Custom error types with the failure crate

The preceding parsing needs its own error type to cover both errors—incorrect parsing of numbers, and invalid variants. Let's declare the ColorError type in this section.

Error handling in Rust is particularly easy. There's a Result type that wraps successful and unsuccessful outcomes in a single entity. Result interprets any type as an error type and you can transform one result to another using the try! macro or the ? operator. Joining different error types, however, is much more complicated. There's the std::error::Error trait, which provides a generic interface for all errors, but it's a little clumsy. To create errors in a more user-friendly way, you can use the failure crate.

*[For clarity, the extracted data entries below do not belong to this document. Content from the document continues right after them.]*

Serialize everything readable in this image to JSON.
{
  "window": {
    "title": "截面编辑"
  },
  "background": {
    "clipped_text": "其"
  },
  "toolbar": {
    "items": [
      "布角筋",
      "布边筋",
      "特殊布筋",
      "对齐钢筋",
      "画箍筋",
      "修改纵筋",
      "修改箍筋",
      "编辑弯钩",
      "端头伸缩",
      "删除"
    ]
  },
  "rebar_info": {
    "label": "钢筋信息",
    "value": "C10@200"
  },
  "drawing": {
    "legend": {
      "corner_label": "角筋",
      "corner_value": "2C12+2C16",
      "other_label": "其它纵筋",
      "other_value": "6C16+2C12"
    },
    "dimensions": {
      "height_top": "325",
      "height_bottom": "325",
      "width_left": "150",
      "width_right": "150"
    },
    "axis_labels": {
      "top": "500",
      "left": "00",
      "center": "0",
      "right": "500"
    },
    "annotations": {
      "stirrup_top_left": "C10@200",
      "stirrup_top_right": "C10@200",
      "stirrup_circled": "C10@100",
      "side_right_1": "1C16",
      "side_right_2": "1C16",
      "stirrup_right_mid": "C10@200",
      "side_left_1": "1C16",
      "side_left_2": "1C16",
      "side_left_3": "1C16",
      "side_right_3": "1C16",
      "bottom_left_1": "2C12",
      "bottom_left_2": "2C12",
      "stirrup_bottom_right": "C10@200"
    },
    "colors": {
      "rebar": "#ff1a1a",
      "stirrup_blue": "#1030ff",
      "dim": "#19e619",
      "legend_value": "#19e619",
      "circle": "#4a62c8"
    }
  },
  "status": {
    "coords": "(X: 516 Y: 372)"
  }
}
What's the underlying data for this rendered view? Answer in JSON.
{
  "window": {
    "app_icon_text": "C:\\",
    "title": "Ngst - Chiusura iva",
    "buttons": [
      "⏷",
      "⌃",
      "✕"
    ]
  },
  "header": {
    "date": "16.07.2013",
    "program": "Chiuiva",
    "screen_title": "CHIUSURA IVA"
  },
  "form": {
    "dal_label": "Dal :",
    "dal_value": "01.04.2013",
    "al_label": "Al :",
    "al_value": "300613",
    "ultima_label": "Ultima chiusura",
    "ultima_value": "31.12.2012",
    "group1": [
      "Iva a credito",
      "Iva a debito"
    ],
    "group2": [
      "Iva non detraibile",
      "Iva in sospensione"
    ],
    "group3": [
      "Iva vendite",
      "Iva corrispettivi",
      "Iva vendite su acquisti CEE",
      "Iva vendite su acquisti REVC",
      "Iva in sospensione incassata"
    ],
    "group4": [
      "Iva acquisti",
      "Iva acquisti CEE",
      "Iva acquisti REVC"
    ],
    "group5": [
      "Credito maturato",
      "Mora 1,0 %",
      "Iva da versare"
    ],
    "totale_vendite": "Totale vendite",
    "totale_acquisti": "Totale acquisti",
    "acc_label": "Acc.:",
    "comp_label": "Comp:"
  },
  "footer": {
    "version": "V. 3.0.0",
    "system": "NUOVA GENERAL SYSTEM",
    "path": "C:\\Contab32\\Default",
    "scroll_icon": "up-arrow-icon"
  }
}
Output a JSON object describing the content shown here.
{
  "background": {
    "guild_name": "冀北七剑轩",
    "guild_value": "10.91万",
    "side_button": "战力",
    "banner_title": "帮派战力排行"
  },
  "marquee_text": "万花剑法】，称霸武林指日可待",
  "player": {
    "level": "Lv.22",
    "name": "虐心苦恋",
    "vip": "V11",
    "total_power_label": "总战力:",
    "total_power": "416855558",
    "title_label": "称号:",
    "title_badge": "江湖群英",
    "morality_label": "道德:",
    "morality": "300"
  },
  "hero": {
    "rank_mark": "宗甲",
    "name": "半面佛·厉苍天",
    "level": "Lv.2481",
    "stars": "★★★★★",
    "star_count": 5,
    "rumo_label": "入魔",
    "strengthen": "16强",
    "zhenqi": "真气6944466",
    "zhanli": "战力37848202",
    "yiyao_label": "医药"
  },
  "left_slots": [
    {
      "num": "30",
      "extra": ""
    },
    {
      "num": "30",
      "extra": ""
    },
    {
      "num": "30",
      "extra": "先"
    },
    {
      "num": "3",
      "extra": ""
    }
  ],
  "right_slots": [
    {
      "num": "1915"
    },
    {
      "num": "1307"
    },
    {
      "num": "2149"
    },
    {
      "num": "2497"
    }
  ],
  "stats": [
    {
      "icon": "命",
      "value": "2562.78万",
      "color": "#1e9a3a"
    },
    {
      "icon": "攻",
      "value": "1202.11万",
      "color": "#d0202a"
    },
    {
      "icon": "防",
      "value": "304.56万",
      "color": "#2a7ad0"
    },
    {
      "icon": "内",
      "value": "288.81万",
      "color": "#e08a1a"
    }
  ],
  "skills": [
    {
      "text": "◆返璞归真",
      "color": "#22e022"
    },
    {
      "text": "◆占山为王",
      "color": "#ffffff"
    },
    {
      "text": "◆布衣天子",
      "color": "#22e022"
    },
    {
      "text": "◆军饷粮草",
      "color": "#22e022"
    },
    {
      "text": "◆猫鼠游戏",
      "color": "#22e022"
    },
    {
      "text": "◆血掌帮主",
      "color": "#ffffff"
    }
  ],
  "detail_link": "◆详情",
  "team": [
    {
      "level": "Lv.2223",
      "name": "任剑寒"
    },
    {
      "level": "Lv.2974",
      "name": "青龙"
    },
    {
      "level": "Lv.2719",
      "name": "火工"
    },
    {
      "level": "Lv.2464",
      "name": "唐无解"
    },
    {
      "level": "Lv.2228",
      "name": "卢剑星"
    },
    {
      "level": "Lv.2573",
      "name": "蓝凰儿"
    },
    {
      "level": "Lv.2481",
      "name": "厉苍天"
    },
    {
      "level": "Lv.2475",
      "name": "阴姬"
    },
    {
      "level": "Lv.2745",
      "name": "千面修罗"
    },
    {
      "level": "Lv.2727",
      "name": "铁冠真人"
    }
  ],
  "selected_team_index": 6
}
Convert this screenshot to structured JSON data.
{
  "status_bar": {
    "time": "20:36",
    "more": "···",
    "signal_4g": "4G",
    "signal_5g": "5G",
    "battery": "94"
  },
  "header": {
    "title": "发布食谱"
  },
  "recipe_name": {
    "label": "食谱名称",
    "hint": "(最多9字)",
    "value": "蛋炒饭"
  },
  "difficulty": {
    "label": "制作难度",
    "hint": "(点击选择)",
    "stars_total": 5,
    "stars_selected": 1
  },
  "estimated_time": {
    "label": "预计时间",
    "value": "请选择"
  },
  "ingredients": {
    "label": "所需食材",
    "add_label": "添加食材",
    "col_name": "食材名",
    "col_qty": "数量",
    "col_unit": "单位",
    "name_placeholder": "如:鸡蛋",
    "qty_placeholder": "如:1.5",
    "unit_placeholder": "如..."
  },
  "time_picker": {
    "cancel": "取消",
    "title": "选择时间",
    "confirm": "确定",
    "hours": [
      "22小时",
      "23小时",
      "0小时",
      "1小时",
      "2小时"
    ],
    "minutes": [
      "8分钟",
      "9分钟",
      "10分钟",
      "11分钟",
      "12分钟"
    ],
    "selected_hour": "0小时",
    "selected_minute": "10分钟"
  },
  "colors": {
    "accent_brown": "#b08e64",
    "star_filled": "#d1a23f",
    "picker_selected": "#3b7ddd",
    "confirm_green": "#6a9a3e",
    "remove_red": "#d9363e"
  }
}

This crate helps with error handling and contains extensive failure::Error types, which are compatible with other errors that implement the std::Error::Error trait. You can convert any error type that implements this trait to a generic failure::Error. This crate also includes macros that can be used to derive your own error type and the failure::Fail trait to implement extra features, such as Backtrace, which provides extra information about the primary cause of an error at runtime.

Declare this type in the color.rs file:

#[derive(Debug, Fail)]
pub enum ColorError {
#[fail(display = "parse color's component error: {}", _0)]
InvalidComponent(#[cause] ParseIntError),
#[fail(display = "invalid value: {}", value)]
InvalidValue {
value: String,
},
}

The ColorError enumeration has two variants: InvalidComponent for parsing issues and InvalidValue if the wrong value is provided. To implement the necessary error traits for this type, we derive the Fail trait with the #[derive(Debug, Fail)] attribute. The Debug trait implementation is also necessary for Fail deriving.

To create error messages, we added the fail attribute with a display parameter that expects a message with parameters to interpolate into a format string. For fields, you can use names, such as value, and numbers with the underscore prefix to indicate their field position. To insert the first field, for example, use the name _0. To mark a field as a nested error, use the #[cause] attribute.

Deriving the Fail trait won't implement From for types that we used as variants of the ColorError enum. You should do this yourself:

impl From<ParseIntError> for ColorError {
fn from(err: ParseIntError) -> Self {
ColorError::InvalidComponent(err)
}
}

The ColorError type is now ready to use with the ? operator, and we can add random color generation to our microservice, together with the shuffling of a binary array.